In merito nella città in cui mi trovo, Padova, ho voluto incontrare alcuni rider di Just Eat, fra i più numerosi in questa provincia, per chiedere cosa ne pensino di questo passaggio. Le opinioni rilevate sono molto diverse, due ragazze studentesse tra i 20 e i 25 anni ammettono che preferiscono questo sistema: «perché anche se non consegni sei pagato ad ore, e questo almeno ti permette una paga sicura e meno stress psicologico», «c’è però un neo, i contratti stipulati con Just Eat sono per la maggior parte di 10 ore,  in pochi sono assunti con le 20 o le 30 ore settimanali, questo significa che a fine mese non arrivi ai 200 euro »,  «è un lavoretto per pagarsi gli extra nulla più».

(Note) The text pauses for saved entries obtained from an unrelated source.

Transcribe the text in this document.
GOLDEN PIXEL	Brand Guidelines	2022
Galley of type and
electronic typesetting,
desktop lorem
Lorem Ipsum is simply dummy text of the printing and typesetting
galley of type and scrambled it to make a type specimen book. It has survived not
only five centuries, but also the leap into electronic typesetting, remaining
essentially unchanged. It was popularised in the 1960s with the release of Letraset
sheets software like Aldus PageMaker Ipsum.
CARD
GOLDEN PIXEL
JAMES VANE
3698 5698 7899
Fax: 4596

Un ragazzo, sempre collocabile in quella fascia di età, invece appare più contrariato e mi chiede:

«perché oggi si parla di lavoretti e non di lavoro? Un lavoro è un lavoro, io invece sono costretto a fare 2 part time perché con 10 ore settimanali cosa arrivo a pagarmi?» e continua «perché Just Eat invece di fare 4.000 assunzioni non ne ha fatte la metà pagando di più? Sembra che questo si faccia per dare un contentino e far vedere che ci sono assunzioni. Quando lessi che rientravamo nel contratto della logistica rimasi contento, pensavo saremo stati trattati come i corrieri, poi mi sono reso conto invece che la situazione non era cambiata più di tanto, c’è infatti chi preferisce continuare a consegnare per Deliveroo perché, gestendosi autonomamente, arriva a guadagnare di più».

Parlando con i rider, sebbene ci sia chi appare abbastanza soddisfatto – soprattutto nella prospettiva di fare un lavoretto occasionale, in generale rimane impressa l’idea di un “lavoro” molto instabile (se non pedali tu pedala un altro), psicologicamente frustrante e in cui la componente umana viene costantemente sottoposta alle decisioni dell’algoritmo, in coro comunque tutti i ragazzi e le ragazze intervistate ribadiscono, chi con un sorriso rassegnato chi con più tenacia: «per i rider c’è tanto da fare, e la strada è ancora lunga».